Knowledge is light and superstition is darkness we should have overcome by now.

Dan Fitzgerald

University of Maine ’93

Providence, Rhode Island

Tourism and wind don’t mix

So Angus King has joined a Senate committee to help Maine’s tourism, through policymaking. His posturing would be laughable if it didn’t indicate how short he thinks our memories are.

King once said, “In the process of rebuilding Maine, we must never compromise the integrity of our environment. It’s not only immoral, it’s bad economics.” As governor, he signed wind power into law, later founded Independence Wind, and his son, Angus S. King III, took a job as vice president for mergers and acquisitions at First Wind.

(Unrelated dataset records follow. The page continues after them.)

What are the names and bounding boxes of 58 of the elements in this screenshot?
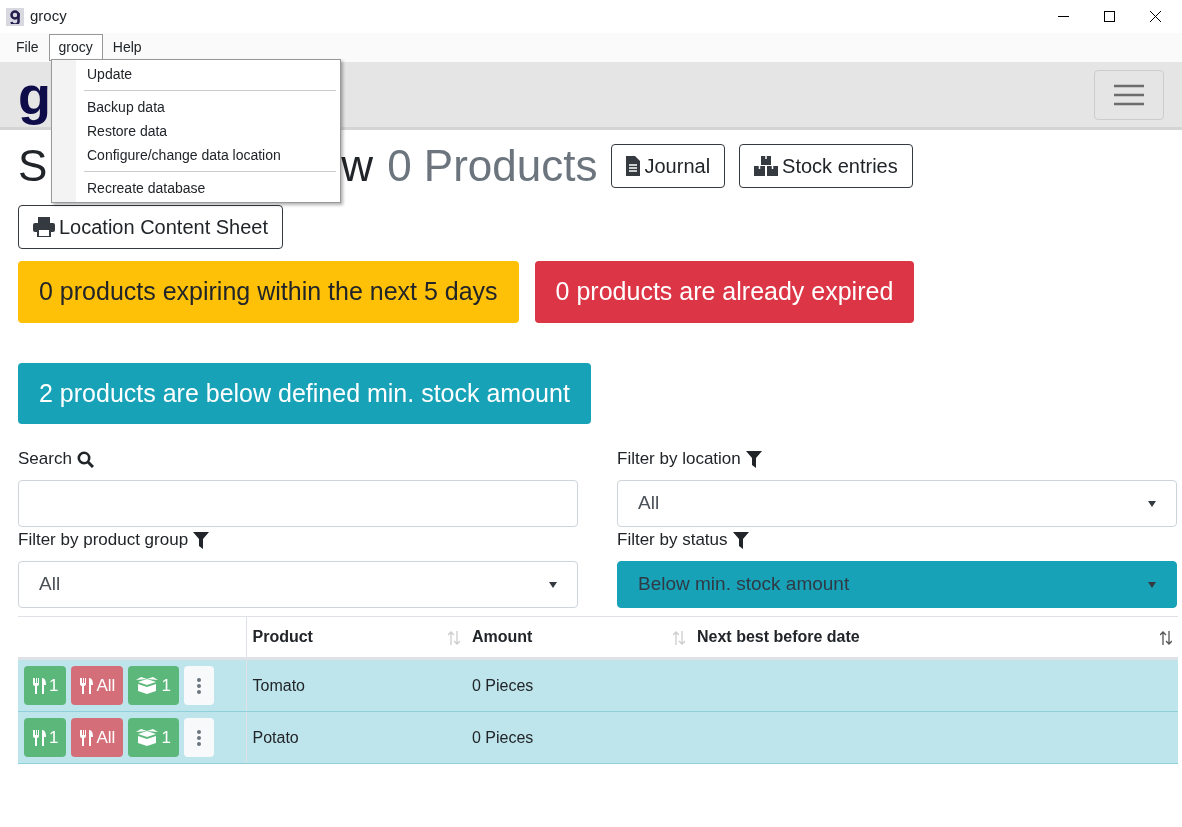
page-title: w <box>341 144 374 188</box>
menu-button[interactable] <box>1094 69 1164 120</box>
select-field[interactable]: All <box>18 561 578 608</box>
header-button[interactable]: Journal <box>611 144 726 188</box>
close-icon <box>1149 11 1161 22</box>
window-title: grocy <box>30 6 67 27</box>
menu-option[interactable]: Recreate database <box>52 176 340 200</box>
filter-icon <box>732 531 749 549</box>
table-cell: Tomato <box>246 658 466 712</box>
menu-option[interactable]: Restore data <box>52 119 340 143</box>
fork-knife-icon <box>32 677 46 694</box>
box-icon <box>136 729 159 746</box>
more-icon <box>196 729 201 746</box>
field-label: Filter by product group <box>18 529 189 552</box>
printer-icon <box>33 217 55 237</box>
menu-option[interactable]: Backup data <box>52 95 340 119</box>
table-cell: 0 Pieces <box>466 711 691 764</box>
maximize-icon <box>1103 11 1115 22</box>
boxes-icon <box>754 156 779 176</box>
fork-knife-icon <box>79 677 94 694</box>
column-header[interactable]: Next best before date <box>697 625 860 649</box>
document-icon <box>626 156 641 176</box>
field-label: Filter by location <box>617 448 741 471</box>
header-button[interactable]: Stock entries <box>739 144 913 188</box>
fork-knife-icon <box>32 729 46 746</box>
more-icon <box>196 677 201 694</box>
filter-icon <box>193 531 210 549</box>
field-label: Filter by status <box>617 529 728 552</box>
alert-banner: 0 products expiring within the next 5 days <box>18 261 519 323</box>
menu-icon <box>1114 83 1144 106</box>
page-title: S <box>18 144 48 188</box>
menu-item[interactable]: Help <box>102 34 152 61</box>
select-field[interactable]: Below min. stock amount <box>617 561 1177 608</box>
app-icon <box>6 7 24 26</box>
column-header[interactable]: Product <box>252 625 313 649</box>
filter-icon <box>745 450 762 468</box>
column-header[interactable]: Amount <box>472 625 533 649</box>
fork-knife-icon <box>79 729 94 746</box>
more-button[interactable] <box>183 666 214 705</box>
menu-option[interactable]: Configure/change data location <box>52 143 340 167</box>
product-count: 0 Products <box>387 144 598 188</box>
box-icon <box>136 677 159 694</box>
more-button[interactable] <box>183 718 214 757</box>
field-label: Search <box>18 448 72 471</box>
search-field[interactable] <box>18 480 578 527</box>
table-cell: Potato <box>246 711 466 764</box>
table-cell: 0 Pieces <box>466 658 691 712</box>
caret-icon <box>1148 500 1156 507</box>
alert-banner: 0 products are already expired <box>534 261 915 323</box>
search-icon <box>76 450 94 468</box>
menu-option[interactable]: Update <box>52 62 340 86</box>
caret-icon <box>1148 581 1156 588</box>
select-field[interactable]: All <box>617 480 1177 527</box>
print-button[interactable]: Location Content Sheet <box>18 205 284 249</box>
caret-icon <box>549 581 557 588</box>
menu-item[interactable]: grocy <box>48 34 103 61</box>
alert-banner: 2 products are below defined min. stock amount <box>18 362 591 424</box>
menu-item[interactable]: File <box>6 34 49 61</box>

In 2011, Sen. King’s company received $102 million for development of Record Hill. The loan came through the same stimulus program that funded Solyndra. Shortly after King announced his Senate candidacy, the House Committee on Oversight and Government Reform released a report citing Record Hill as a loan that shouldn’t have happened.

Two days before the report was released, King dropped his association with Record Hill, dumping all of his stock. He told a Maine news outlet the timing was an “amazing coincidence.” It was later revealed that his company received a letter of notification from the committee two days before King sold his stock.

So, King — after reaping financial gain from laws he got passed, by being a leading force behind the destruction of Maine’s wildest, unspoiled places — is going to promote Maine tourism? Who does he think he’s kidding?